Ele é um líder carismático, que nos incentiva muito, mas que também sabe fazer
o papel de chefe durão na hora de cobrar o cumprimento de orçamentos e metas”.
Reinach admite ser exigente. “Os meus alunos, por exemplo, em geral me acham
muito duro, mas, com a quantidade de informações que eles precisam absorver,
acho que não tem jeito: às vezes, elas têm de ser enfiadas na cabeça quase a
marretadas. Mas com o tempo ficamos superamigos.”
Crítico da falta de interação entre universidade e empresa, geração de
conhecimento e desenvolvimento econômico, um problema histórico no Brasil,
Fernando Reinach tem mostrado, com seu trabalho e trajetória profissional,
caminhos para a superação desse desafio.
ESTRATÉGIAS DE INTEGRAÇÃO
A aproximação entre universidade e indústria depende de mudanças e incentivos
dos dois lados, afirma Fernando Reinach CartaCapital:
Por que, no Brasil, é tão difícil converter capacidade científica em
desenvolvimento econômico?
Fernando Reinach: Nos países mais desenvolvidos, as necessidades de novas
tecnologias vêm do setor privado e induzem o governo a investir e os
pesquisadores a gerar conhecimento.

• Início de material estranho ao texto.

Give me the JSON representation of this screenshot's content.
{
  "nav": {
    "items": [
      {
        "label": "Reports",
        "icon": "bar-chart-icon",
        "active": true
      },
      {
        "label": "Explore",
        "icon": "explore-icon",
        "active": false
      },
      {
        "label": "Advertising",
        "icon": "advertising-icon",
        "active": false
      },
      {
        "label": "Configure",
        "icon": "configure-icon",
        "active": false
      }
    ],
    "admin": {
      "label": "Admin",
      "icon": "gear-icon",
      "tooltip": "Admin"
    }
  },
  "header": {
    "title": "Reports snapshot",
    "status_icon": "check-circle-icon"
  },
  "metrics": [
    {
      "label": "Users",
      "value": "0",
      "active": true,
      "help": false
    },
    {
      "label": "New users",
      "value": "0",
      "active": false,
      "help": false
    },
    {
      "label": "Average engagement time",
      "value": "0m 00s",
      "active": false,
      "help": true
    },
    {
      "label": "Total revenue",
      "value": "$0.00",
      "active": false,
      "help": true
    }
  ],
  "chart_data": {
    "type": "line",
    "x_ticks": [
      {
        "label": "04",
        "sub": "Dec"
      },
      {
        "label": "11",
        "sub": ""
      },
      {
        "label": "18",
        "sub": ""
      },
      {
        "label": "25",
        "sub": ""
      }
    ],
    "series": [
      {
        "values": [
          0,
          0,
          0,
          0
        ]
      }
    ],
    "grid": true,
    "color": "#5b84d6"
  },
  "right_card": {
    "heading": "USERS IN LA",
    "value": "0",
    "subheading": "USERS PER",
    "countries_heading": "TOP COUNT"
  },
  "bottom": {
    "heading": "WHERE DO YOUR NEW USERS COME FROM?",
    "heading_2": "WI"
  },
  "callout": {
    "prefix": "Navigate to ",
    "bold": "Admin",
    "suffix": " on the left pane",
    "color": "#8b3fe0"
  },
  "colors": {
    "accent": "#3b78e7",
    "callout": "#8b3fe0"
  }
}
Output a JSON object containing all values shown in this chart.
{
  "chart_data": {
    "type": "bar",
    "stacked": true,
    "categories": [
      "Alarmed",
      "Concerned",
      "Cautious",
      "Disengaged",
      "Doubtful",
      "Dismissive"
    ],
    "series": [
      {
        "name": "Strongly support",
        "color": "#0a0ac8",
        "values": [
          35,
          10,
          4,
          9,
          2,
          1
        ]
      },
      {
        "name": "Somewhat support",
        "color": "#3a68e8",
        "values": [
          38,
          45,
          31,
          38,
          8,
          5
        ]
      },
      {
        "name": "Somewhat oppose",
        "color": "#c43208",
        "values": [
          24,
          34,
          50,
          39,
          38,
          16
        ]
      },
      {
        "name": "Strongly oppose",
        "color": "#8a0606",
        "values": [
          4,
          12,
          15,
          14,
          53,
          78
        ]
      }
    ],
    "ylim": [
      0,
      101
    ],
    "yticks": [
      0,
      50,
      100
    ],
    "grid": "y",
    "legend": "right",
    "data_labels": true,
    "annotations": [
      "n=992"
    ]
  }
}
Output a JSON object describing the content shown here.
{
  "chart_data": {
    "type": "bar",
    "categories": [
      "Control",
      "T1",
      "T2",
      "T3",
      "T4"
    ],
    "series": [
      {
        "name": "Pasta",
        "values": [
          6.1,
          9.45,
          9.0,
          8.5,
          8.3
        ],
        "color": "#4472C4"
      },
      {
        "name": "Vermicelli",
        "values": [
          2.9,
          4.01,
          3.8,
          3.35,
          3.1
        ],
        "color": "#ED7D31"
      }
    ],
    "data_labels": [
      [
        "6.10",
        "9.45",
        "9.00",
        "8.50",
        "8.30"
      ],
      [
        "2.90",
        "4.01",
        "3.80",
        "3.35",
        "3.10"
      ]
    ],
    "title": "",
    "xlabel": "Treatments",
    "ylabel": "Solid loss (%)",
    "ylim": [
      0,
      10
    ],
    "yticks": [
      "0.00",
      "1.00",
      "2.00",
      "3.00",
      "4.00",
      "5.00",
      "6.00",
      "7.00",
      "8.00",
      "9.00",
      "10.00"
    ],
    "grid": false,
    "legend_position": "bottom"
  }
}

E, por outro lado, a pesquisa espontânea
gera um conhecimento que muitas vezes acaba sendo desenvolvido, aplicado e
apropriado pelas empresas. São estímulos que vêm das duas pontas e dinamizam o
processo. Acho que, no Brasil, por causa do mercado fechado, do regime militar,
aconteceram duas coisas: primeiro, a indústria protegida pela política de
reserva de mercado nunca precisou investir em geração de tecnologia. A
tecnologia era comprada fora, mesmo desatualizada. Protegida da competição, a
indústria não sentiu necessidade de evolução tecnológica, por isso não
procurava a universidade. Por outro lado, a universidade, durante esse período
todo, concentrou-se na resistência à ditadura, não queria saber de parceria com
a indústria. O setor privado era visto como sendo “o mal”. Esses dois fatores
fizeram com que a universidade, onde se fazia pesquisa, e as empresas se
mantivessem distantes. Agora a indústria tem de competir internacionalmente e a
universidade está com falta de dinheiro e precisa mostrar serviço, inclusive
por meio da interação com a indústria, para justificar a sua existência.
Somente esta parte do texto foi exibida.